Fully fed and air-conditioned, we head back out to old town. Though our tour went through it, we didn’t get to see much of it. We wander around looking for post cards and pass countless antique shops. We see some of the museums but our brains are feeling a little too full to absorb any new information. Instead, we set our sites on finding one particularly cool looking building that we have seen on post cards outside of shops. Along the way, we find a church hidden behind a stone wall but with its gates open. Just up the hill from there is another open gate, we pass through it to find the building we were looking for (also a museum), but the small yard in front of it is full of tents with people making and selling crafts. There is a weaver cutting sticks into thin strips for baskets, a glass blower working over a blow torch, and two blacksmiths hammering metal rods into knives like the ones they are selling on the table in front of them. I can honestly say I’ve never seen a glass blower or blacksmith work in real life, so it is a pretty cool sight.


Eventually we leave and wander some more up the hill to what appears to be a dead end.

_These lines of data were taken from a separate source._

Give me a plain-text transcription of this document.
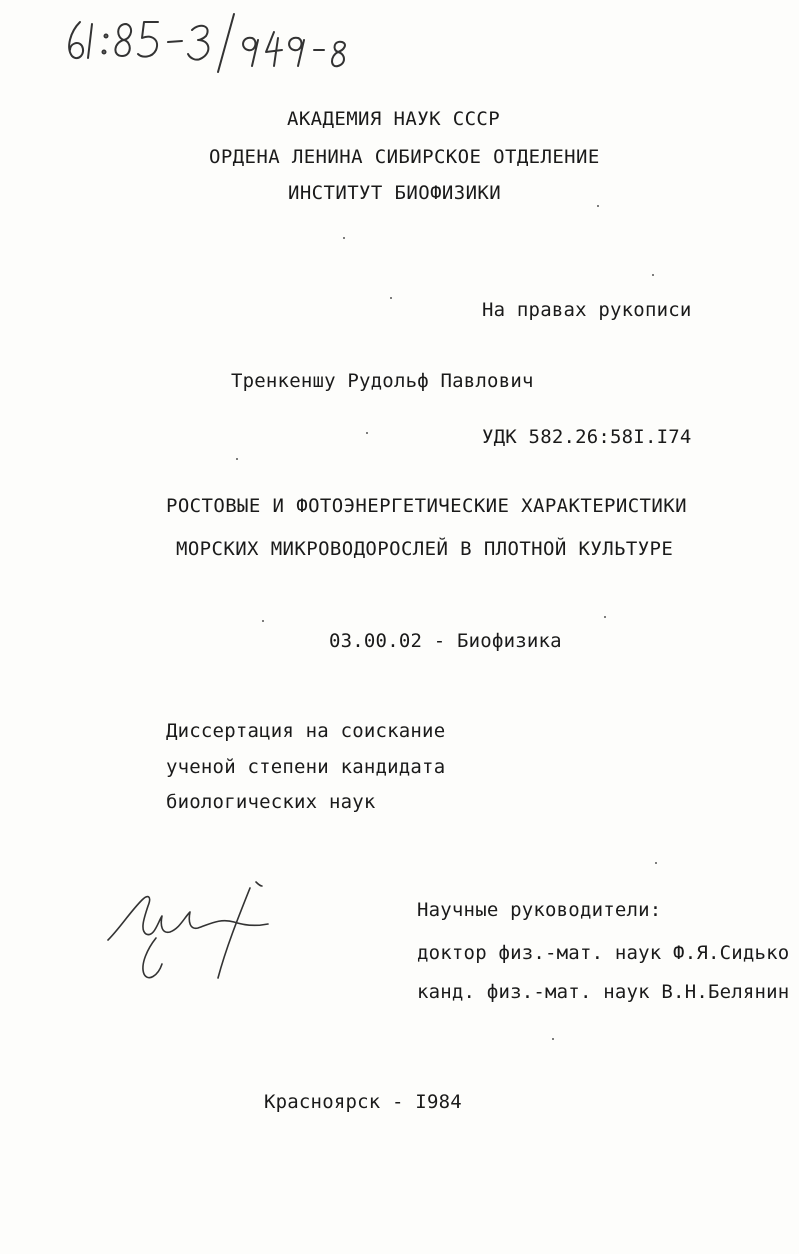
АКАДЕМИЯ НАУК СССР
ОРДЕНА ЛЕНИНА СИБИРСКОЕ ОТДЕЛЕНИЕ
ИНСТИТУТ БИОФИЗИКИ
На правах рукописи
Тренкеншу Рудольф Павлович
УДК 582.26:58I.I74
РОСТОВЫЕ И ФОТОЭНЕРГЕТИЧЕСКИЕ ХАРАКТЕРИСТИКИ
МОРСКИХ МИКРОВОДОРОСЛЕЙ В ПЛОТНОЙ КУЛЬТУРЕ
03.00.02 - Биофизика
Диссертация на соискание
ученой степени кандидата
биологических наук
Научные руководители:
доктор физ.-мат. наук Ф.Я.Сидько
канд. физ.-мат. наук В.Н.Белянин
Красноярск - I984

On the way back, we pass a man playing a lute and stop to chat with him. He asks where we have travelled to in Bulgaria and tells us his story briefly, giving us just enough to leave us wondering about his life. He asks me if I am a musician to which I respond that I play piano and violin. Excitedly, he runs inside with his lute and comes out holding what I can only call a square, wooden flute. He starts puffing out a beautiful tune effortlessly. Just after he tells us that he used to be a street musician, playing his flute in a new place every day. Then, one day he looked into a woman’s beautiful blue eyes and now he has two children and stays only in one place to play his music. It seems that to keep himself entertained he has picked up the lute, which he says he isn’t very good at. He plays at a spot where almost no passerby come, so he may just do it more to pass the time than for money. He also tells us he was a professional baseball player in Bulgaria, but baseball in Bulgaria is “like snow in Africa” so he doesn’t play anymore. We leave our interaction knowing we won’t forget the baseball-player-turned-street-musician-turned-romantic anytime soon.


Afternoon Run

It’s now late afternoon, and we make out way back to our car to drive to the trail I plan to run on in a village about 25 minutes away. We find it easily enough, but the trail itself is so overgrown that at first I run by without it even catching my eye. Hannah, who is walking behind me, misses it too, and we end up going through someone’s fields until those too become overgrown. Mosquitos eat us alive until I eventually bail and find Hannah down the hill. I try running around the town next, but it only takes about three minutes for me to get through the whole thing and hit the highway. Defeated, we head back to Sofia for a dinner of pasta with lentils and a much needed night of rest.


Bonus quote from our guide: “Have you heard of Bulgarian roses? Some of you probably have some of you probably haven’t because we are terrible at marketing. But Bulgaria produces 70-80% of global rose and lavender oil in the world”


France is the main buyer of Bulgarian rose oil, so if you use perfume, there is a good chance you are spraying a little bit of Bulgaria! Also, when Old Town Plovdiv was in its prime an ounce of rose oil cost as much as an ounce of gold.